L'arbitre unique a estimé :

- Sur la compétence et la saisine de l'arbitre unique.

Cette compétence n'est nullement contestée par les parties.

- Sur la loi applicable.

La charte partie désigne la loi française comme loi applicable, c'est-à-dire, en l'espèce, la loi du 18 juin 1966 dans sa partie relative aux contrats d'affrètement (dont on sait qu'elle est supplétive de la volonté des contractants). Une autre clause de la charte-partie qui est une clause Paramount renvoie à la convention de Bruxelles du 25 août 1924, sinon en tant que loi du pays de chargement, du moins en tant que loi correspondante du pays de déchargement (la Grèce).

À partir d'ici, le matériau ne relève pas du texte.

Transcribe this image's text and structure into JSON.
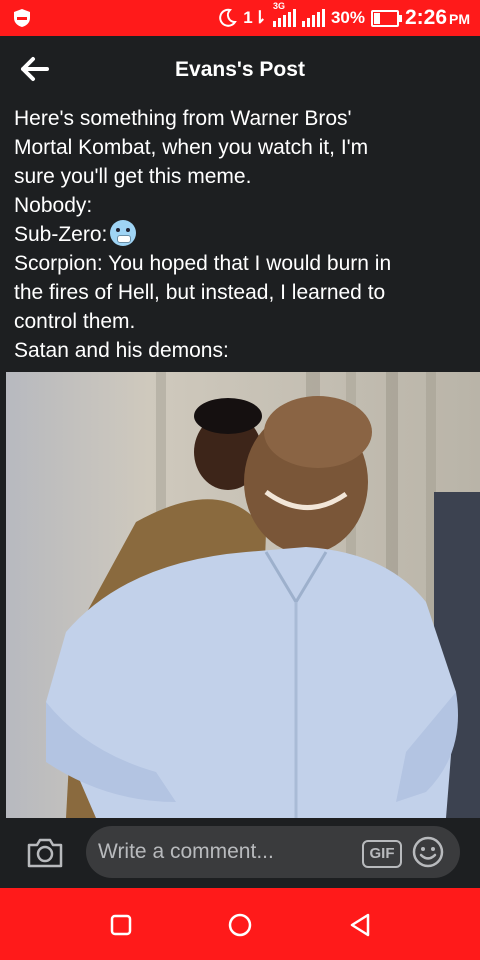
{
  "status_bar": {
    "network_label": "3G",
    "battery_percent": "30%",
    "time": "2:26",
    "ampm": "PM",
    "color": "#ff1a1a"
  },
  "header": {
    "title": "Evans's Post",
    "back_icon": "arrow-left-icon"
  },
  "post": {
    "lines": [
      "Here's something from Warner Bros'",
      "Mortal Kombat, when you watch it, I'm",
      "sure you'll get this meme.",
      "Nobody:",
      "Sub-Zero:",
      "Scorpion: You hoped that I would burn in",
      "the fires of Hell, but instead, I learned to",
      "control them.",
      "Satan and his demons:"
    ],
    "sub_zero_emoji": "cold-face-emoji"
  },
  "comment_bar": {
    "placeholder": "Write a comment...",
    "gif_label": "GIF",
    "camera_icon": "camera-icon",
    "emoji_icon": "smiley-icon"
  },
  "nav_bar": {
    "icons": [
      "recent-apps-icon",
      "home-icon",
      "back-triangle-icon"
    ]
  }
}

- Sur la situation contractuelle.

À la différence de ce qui se passe dans les rapports entre l'armateur et le tiers porteur du connaissement, réglés par la Convention du 25 août 1924, les rapports entre fréteur et affréteur relèvent des dispositions de la charte-partie qui font la loi contractuelle. C'est donc dans cette charte-partie qu'il faut chercher la solution au litige opposant fréteur et affréteur.

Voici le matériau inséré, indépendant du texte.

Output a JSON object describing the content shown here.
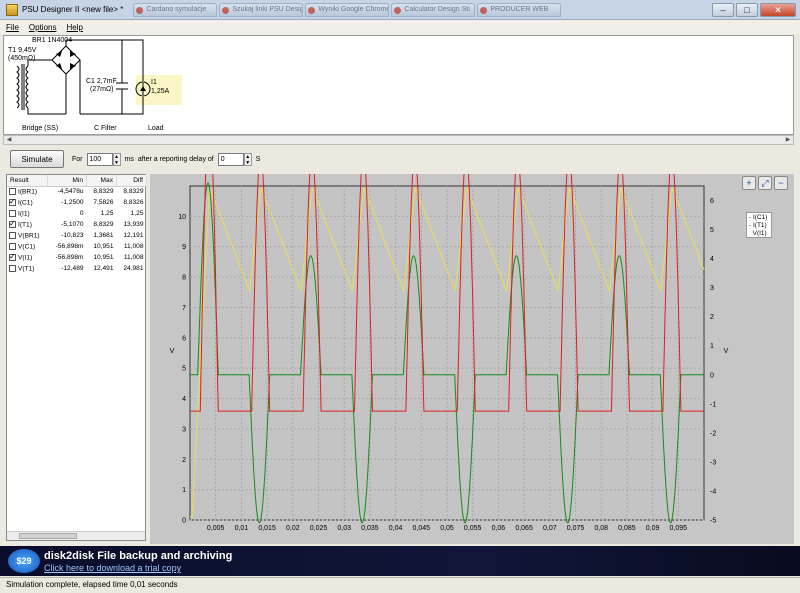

- Sur la demande en garantie

La charte-partie ne contient aucune disposition concernant ce recours éventuel en garantie. Toutefois, en droit français, applicable en l'espèce, doctrine et jurisprudence s'accordent pour reconnaître au fréteur ce droit de recours en cas de dommages financiers causés du fait de l'affréteur. C'est le cas lorsque le fréteur, en tant que transporteur, a été mis en cause par le tiers porteur du connaissement pour des manquants constatés au déchargement et est ainsi amené à prendre en charge un dommage qui ne lui est pas, dans le principe, imputable. Même si la charte-partie ne prévoit pas ce droit de recours, la jurisprudence y supplée (CAMP, 28 juin 1983, sentence n° 497). En toute hypothèse, l'affréteur, dans un courriel émis par son courtier et en son nom, promet sa garantie au fréteur sous la seule condition que ce dernier ait bien défendu ses intérêts à l'encontre des réceptionnaires. L'arbitre unique estime donc que ce recours en garantie est parfaitement recevable.

Quant au bien-fondé du recours en garantie, il s'agit d'examiner si le fréteur a convenablement exécuté ses obligations de fréteur à l'égard de son affréteur.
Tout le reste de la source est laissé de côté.